The grief and isolation triggered a deep, intense depression as I had never known. Rock bottom rushed toward me as I fell.”

This is an excerpt from my book chapter. You might know about my struggle with postnatal depression if you’ve been following me for the last six years. What you might not know is that I battled with depression (undiagnosed and untreated) since my teens. Even my husband learned new things about me when I let him proofread the manuscript.

Parts of my story are confronting but it has a positive ending. I wouldn’t be able to be here, and able to share it otherwise.

To be honest, I'm going through a rough patch at the moment but since my story is ongoing, I know everything will be okay eventually.

Thank you for reading.
#changemakersbook

Release date 6 December 2019

Recently I grabbed an opportunity by the ovaries. It’s kind of insane-but not really- and it fills one of my lifelong dreams, to be published in a book.

Change Makers, 20 Inspirational Stories from Women Making an Impact in the Lives of Others.

My co-authors are business owners, entrepreneurs and change-makers in their fields. I haven’t changed the world but in the last decade, I’ve changed myself. I’ve shed the obedient, good-girl people-pleaser, I’ve battled mental health issues but came through the other side and started chasing down my dreams like only a formerly-mad-woman could.

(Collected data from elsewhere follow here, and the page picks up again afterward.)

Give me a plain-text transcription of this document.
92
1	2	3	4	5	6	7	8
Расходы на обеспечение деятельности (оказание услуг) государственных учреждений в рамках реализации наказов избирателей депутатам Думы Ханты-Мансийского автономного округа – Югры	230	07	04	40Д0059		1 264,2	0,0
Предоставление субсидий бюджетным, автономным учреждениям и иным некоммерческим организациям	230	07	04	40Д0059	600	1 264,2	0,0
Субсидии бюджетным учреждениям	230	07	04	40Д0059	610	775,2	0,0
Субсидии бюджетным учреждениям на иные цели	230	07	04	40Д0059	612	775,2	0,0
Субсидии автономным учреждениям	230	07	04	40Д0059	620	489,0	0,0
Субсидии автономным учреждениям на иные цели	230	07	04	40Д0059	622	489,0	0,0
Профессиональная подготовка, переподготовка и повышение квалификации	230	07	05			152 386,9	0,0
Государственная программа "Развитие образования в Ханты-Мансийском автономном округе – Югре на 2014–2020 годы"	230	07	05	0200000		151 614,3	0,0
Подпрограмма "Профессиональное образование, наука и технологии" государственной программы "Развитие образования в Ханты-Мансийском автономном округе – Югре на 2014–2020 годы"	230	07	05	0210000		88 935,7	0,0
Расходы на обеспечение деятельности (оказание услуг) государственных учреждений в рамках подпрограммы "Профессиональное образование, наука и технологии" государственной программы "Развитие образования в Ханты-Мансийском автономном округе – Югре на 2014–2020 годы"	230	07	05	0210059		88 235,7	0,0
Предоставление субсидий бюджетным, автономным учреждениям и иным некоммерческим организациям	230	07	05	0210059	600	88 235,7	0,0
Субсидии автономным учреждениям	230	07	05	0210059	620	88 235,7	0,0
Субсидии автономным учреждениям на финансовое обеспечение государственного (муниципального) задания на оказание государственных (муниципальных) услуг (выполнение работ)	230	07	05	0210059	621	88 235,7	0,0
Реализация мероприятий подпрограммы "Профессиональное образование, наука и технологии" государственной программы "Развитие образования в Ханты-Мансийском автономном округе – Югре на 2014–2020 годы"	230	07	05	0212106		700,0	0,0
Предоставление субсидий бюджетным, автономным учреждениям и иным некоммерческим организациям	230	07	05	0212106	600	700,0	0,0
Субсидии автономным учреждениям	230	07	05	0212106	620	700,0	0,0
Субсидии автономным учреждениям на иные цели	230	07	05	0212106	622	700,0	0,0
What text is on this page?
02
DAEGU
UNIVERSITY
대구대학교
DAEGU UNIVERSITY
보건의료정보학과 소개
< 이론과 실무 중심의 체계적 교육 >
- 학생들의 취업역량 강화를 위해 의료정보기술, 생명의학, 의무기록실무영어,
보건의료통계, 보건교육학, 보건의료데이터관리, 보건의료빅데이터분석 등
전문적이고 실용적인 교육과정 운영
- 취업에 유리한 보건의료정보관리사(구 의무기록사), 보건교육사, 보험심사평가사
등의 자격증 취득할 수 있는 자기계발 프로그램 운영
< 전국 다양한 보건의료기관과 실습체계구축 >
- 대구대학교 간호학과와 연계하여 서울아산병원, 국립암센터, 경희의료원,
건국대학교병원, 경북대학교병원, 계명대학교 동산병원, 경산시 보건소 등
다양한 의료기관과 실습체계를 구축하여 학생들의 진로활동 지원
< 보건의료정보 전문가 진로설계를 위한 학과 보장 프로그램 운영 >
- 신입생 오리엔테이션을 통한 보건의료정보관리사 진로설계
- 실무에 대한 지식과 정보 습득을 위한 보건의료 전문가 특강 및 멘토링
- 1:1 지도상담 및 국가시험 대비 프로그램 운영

I keep seeing all these posts about how there are only # weeks left in THIS DECADE. The posts are all, “Get it, Sis! Take that risk!” I wholeheartedly agree to a point but some of us are slower movers, and that’s cool. Real, sustainable change takes time.

So for those of you who might need more than a few weeks to take a huge risk, I want you to know it’s okay to make small steps in the right direction.

When I look back at the last decade, the ’10’s, I see how some of my biggest challenges involved getting out of bed and into the shower (up there with moving across the globe on the difficulty scale at times). I’ve been to hell and back in my own mind. From complete darkness to total joy. I did it by building the bridge across one board at a time.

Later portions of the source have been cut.